CEO Sam Graziano said the platforms will be highly customizable among banks, so they could decide to not offer Fundation loans at all. Fundation loans are highly focused, targeting small business loans of less than $1 million that are not backed by collateral.

When talking about Fundation’s role, Graziano mentions software vending first and nonbank financing second. And because when the company does fund loans it does so with its own balance sheet, he rejects the label of marketplace lender.

“Our strategy is to be the leading partner to the banking system,” he said. “We’re going to do that through customized, bespoke relationships with large banks and then we’re going to do it for [smaller banks with] a more uniform, systematic approach like we’re doing here with BancAlliance.”

The company last year announced a partnership with Regions Financial Corp., and Graziano said the company would gladly custom design a new platform for any similarly sized banks. However, developing such custom sites for smaller community banks can be tough from a cost perspective, he said. The platforms available to BancAlliance members will be customizable for which products banks present but consistent enough that Fundation does not need to develop a new platform for each bank.

Eventually, Graziano said the BancAlliance platforms will offer new products over time, starting with other areas of need for small businesses such as loans guaranteed by the Small Business Administration. He said the platform would only offer one company per product offering.

“This is not going to be a competitive marketplace,” Graziano said. “Any lender that gets added will need to meet a very high bar of their ability to be a material vendor of the banking system, and that’s a very different bar than just participating in the nonbank finance market broadly.”

Even if banks do not wish to offer Fundation products or any other third-party products, the platform collects and delivers data in a way that reduces underwriting costs, Graziano and BancAlliance’s Hoehn said.

With the LendingClub partnership, BancAlliance members exclusively offer access to the LendingClub product, as opposed to offering other products, Hoehn said. Each community bank has initial access to invest in the loans their customers seek on the platform, but the loan is still originated by LendingClub’s model.

LendingClub CEO Renaud Laplanche said the Fundation partnership was a welcome development and would not represent a competitive pressure since it had a different focus. While the BancAlliance-Fundation partnership just launched — meaning banks have yet to sign up — the joint venture with LendingClub was announced in February 2015. Neither Laplanche nor Hoehn were willing to offer numbers of banks who have signed up for the LendingClub partnership, but they said traction has been strong.
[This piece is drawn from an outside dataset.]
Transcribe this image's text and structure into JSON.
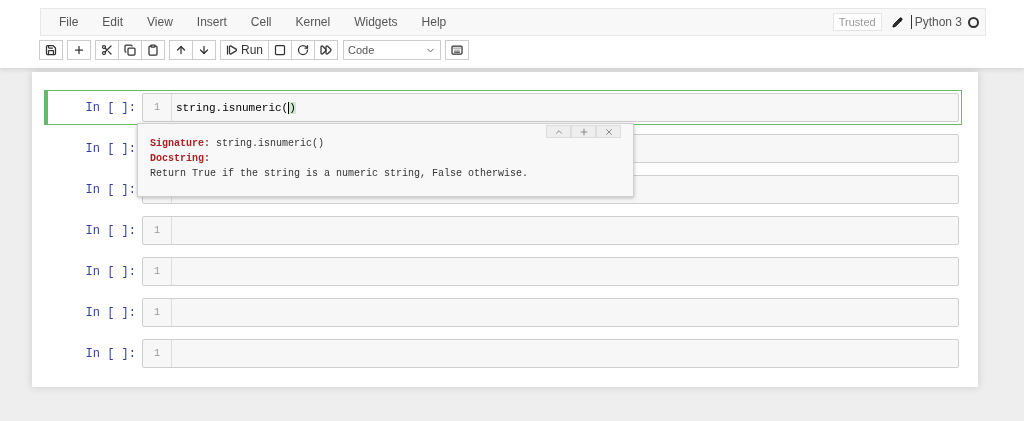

“We have new banks signing up every quarter. I’d say it’s been a very successful partnership,” Laplanche said, highlighting the marketing efficiency of using both LendingClub’s brand and the bank’s brand, similar to the Fundation partnership. “The LendingClub brand is all about innovation, being consumer friendly and portable. But it’s new and a lot of people are not familiar with it. On the flipside, the bank’s brand is very reassuring and familiar, so I think the combination of these two is very powerful.”